Что касается темы равенства, то помню, насколько неприятное впечатление произвела на меня «Философия неравенства» Бердяева, которую нашел у отца и прочел году так в 1985-м. Я очень обрадовался, когда узнал потом, что Бердяев отрекся от этой работы, сказал, что она не выражает его настроение, мне было, в общем, это симпатично, приятно. И вообще «Русскую идею» и «Истоки и смысл русского коммунизма» Бердяева я любил гораздо больше, чем эту «Философию неравенства». И также я не очень люблю Константина Леонтьева, я не выношу любой сословности, подчеркивания каких-то статусных различий между людьми, даже самых естественных, не говоря уже о материальных и имущественных.
Что я явно не любил в ту эпоху — это господствующую идеологию. Неприязнь к ней была осознана мной очень рано — меня пугал и раздражал материализм и атеизм. Если нет бессмертия, все бессмысленно. Вот эту мысль из Достоевского, «Братьев Карамазовых» я усвоил довольно хорошо в классе восьмом, эта мысль была абсолютно мною принята как самоочевидное откровение. Я даже как-то не понимал, а как может быть иначе? Я помню, даже трактат писал в 8-м классе: если Бога нет, нет и бессмертия души, то о каких высоких целях строительства коммунизма можно вообще говорить, зачем они нужны вообще… И тут же у меня начался некоторый идейный конфликт не только с властью, но и с отцом, который был и остается до сих пор марксистом. Мне казалось, что отец и вообще все его окружение за исключением тех, кто сразу называли себя православными, как-то отшатываются от мысли о смерти. Я помню, я бесконечно подходил к отцу с этими вопросами: а на кой черт вообще вся твоя философия, если все мы все равно сгнием и ничего от нас не останется? И в этом смысле, конечно, Достоевский был сразу положен в основу этого подросткового бунта. Причем бунта сразу против всего — против отца с его агностическим материализмом, против комсомольского начальства с его тоталитарным атеизмом, против своего дворового окружения, которое пока не ценит меня, такого великого…

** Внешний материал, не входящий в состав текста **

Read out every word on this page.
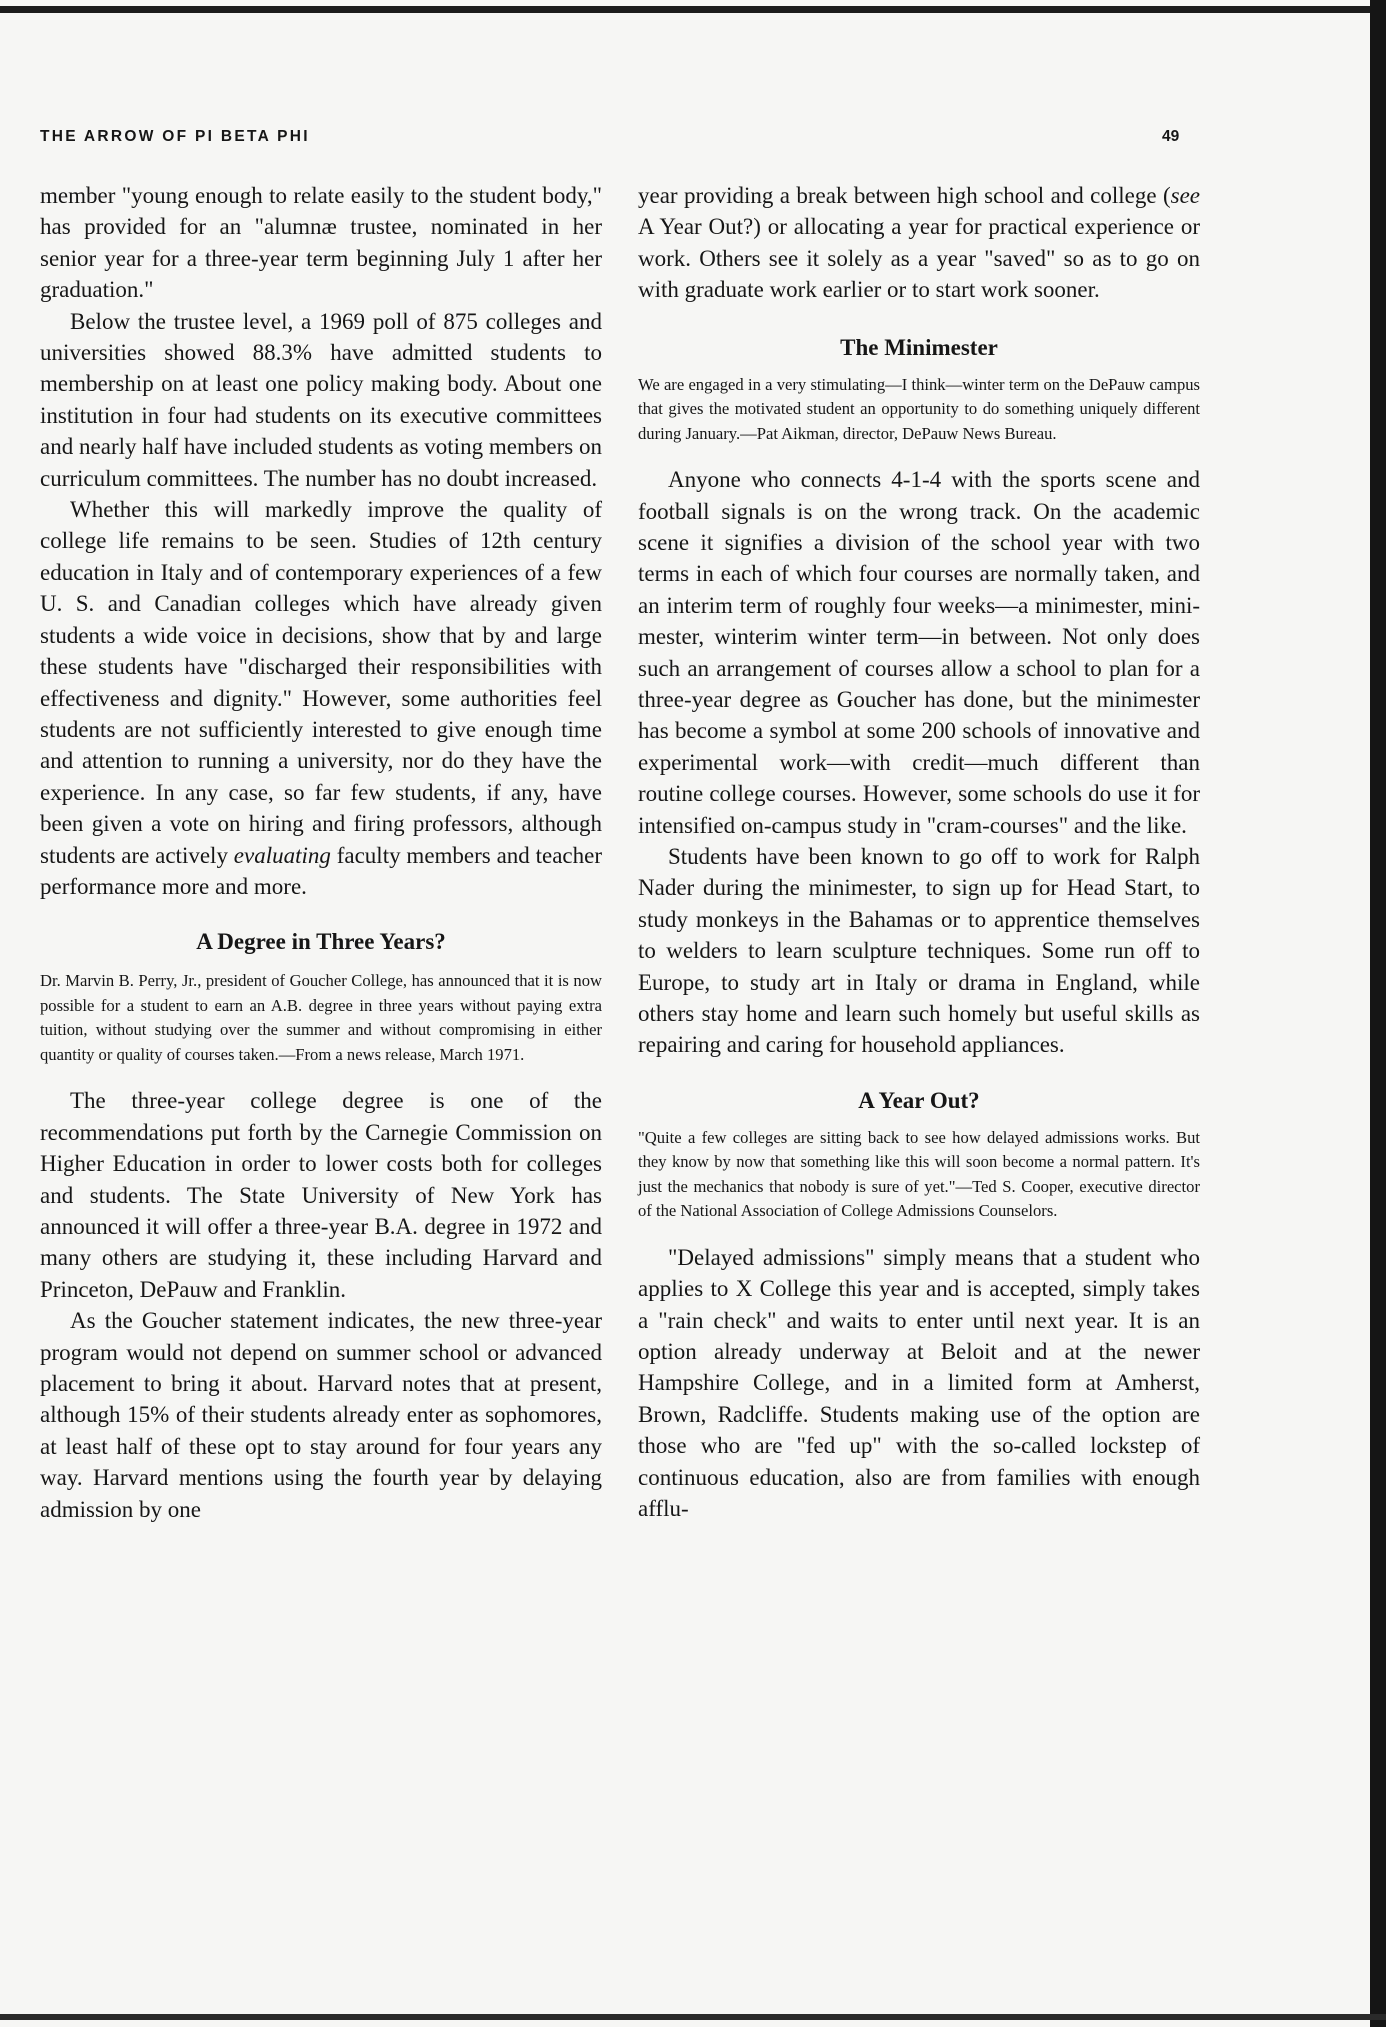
THE ARROW OF PI BETA PHI	49

member "young enough to relate easily to the student body," has provided for an "alumnæ trustee, nominated in her senior year for a three-year term beginning July 1 after her graduation."

Below the trustee level, a 1969 poll of 875 colleges and universities showed 88.3% have admitted students to membership on at least one policy making body. About one institution in four had students on its executive committees and nearly half have included students as voting members on curriculum committees. The number has no doubt increased.

Whether this will markedly improve the quality of college life remains to be seen. Studies of 12th century education in Italy and of contemporary experiences of a few U. S. and Canadian colleges which have already given students a wide voice in decisions, show that by and large these students have "discharged their responsibilities with effectiveness and dignity." However, some authorities feel students are not sufficiently interested to give enough time and attention to running a university, nor do they have the experience. In any case, so far few students, if any, have been given a vote on hiring and firing professors, although students are actively evaluating faculty members and teacher performance more and more.

A Degree in Three Years?

Dr. Marvin B. Perry, Jr., president of Goucher College, has announced that it is now possible for a student to earn an A.B. degree in three years without paying extra tuition, without studying over the summer and without compromising in either quantity or quality of courses taken.—From a news release, March 1971.

The three-year college degree is one of the recommendations put forth by the Carnegie Commission on Higher Education in order to lower costs both for colleges and students. The State University of New York has announced it will offer a three-year B.A. degree in 1972 and many others are studying it, these including Harvard and Princeton, DePauw and Franklin.

As the Goucher statement indicates, the new three-year program would not depend on summer school or advanced placement to bring it about. Harvard notes that at present, although 15% of their students already enter as sophomores, at least half of these opt to stay around for four years any way. Harvard mentions using the fourth year by delaying admission by one

year providing a break between high school and college (see A Year Out?) or allocating a year for practical experience or work. Others see it solely as a year "saved" so as to go on with graduate work earlier or to start work sooner.

The Minimester

We are engaged in a very stimulating—I think—winter term on the DePauw campus that gives the motivated student an opportunity to do something uniquely different during January.—Pat Aikman, director, DePauw News Bureau.

Anyone who connects 4-1-4 with the sports scene and football signals is on the wrong track. On the academic scene it signifies a division of the school year with two terms in each of which four courses are normally taken, and an interim term of roughly four weeks—a minimester, mini-mester, winterim winter term—in between. Not only does such an arrangement of courses allow a school to plan for a three-year degree as Goucher has done, but the minimester has become a symbol at some 200 schools of innovative and experimental work—with credit—much different than routine college courses. However, some schools do use it for intensified on-campus study in "cram-courses" and the like.

Students have been known to go off to work for Ralph Nader during the minimester, to sign up for Head Start, to study monkeys in the Bahamas or to apprentice themselves to welders to learn sculpture techniques. Some run off to Europe, to study art in Italy or drama in England, while others stay home and learn such homely but useful skills as repairing and caring for household appliances.

A Year Out?

"Quite a few colleges are sitting back to see how delayed admissions works. But they know by now that something like this will soon become a normal pattern. It's just the mechanics that nobody is sure of yet."—Ted S. Cooper, executive director of the National Association of College Admissions Counselors.

"Delayed admissions" simply means that a student who applies to X College this year and is accepted, simply takes a "rain check" and waits to enter until next year. It is an option already underway at Beloit and at the newer Hampshire College, and in a limited form at Amherst, Brown, Radcliffe. Students making use of the option are those who are "fed up" with the so-called lockstep of continuous education, also are from families with enough afflu-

Еще один интересный момент состоит в том, что перестройка поначалу была воспринята мной как что-то абсолютно естественное. Когда пришел Горбачев и началось постепенное размораживание общества, это воспринималось мной — ну, как весна приходит после зимы: да, была зима, а потом наступила весна, то есть не было ощущения, что это что-то такое невероятное. «Машина времени» нам уже успела передать ощущение, как оно все произойдет: «И я не могу понять, как быстро растаял снег, сто долгих дней снег был сильней и исчез без следа дней за пять». И поэтому люди, которые продолжали кричать о том, что это все ерунда, ложь, что Горбачев — это такой же сталинист, что не стоит вообще на это обращать внимание, это все кончится все равно тем же, чем завершилась оттепель, воспринимались как сумасшедшие, как люди, кричащие, что сейчас декабрь, когда уже март и весна на дворе.
Так вот, третьим фактором, определившим мое отношение к советской власти, было ощущение, что советская власть была буквально беременна перестройкой. Нетерпеливым нужно было только дождаться своего часа. Только этот период беременности и первых месяцев малыша вспоминать было приятнее, чем последующие годы. Мы часто с мамой, иногда с папой ездили на турбазу Дома ученых, чаще всего в Саулкрасты рядом с Ригой, на озере Лиластэ. Когда меня спросили недавно: вспомните минуту вашего детского счастья, я вспомнил именно эту освещенную закатным солнцем дорогу в сосновом лесу на Лиластэ. Потом мы с женой провели там неделю после свадьбы и не жалеем об этом до сих пор.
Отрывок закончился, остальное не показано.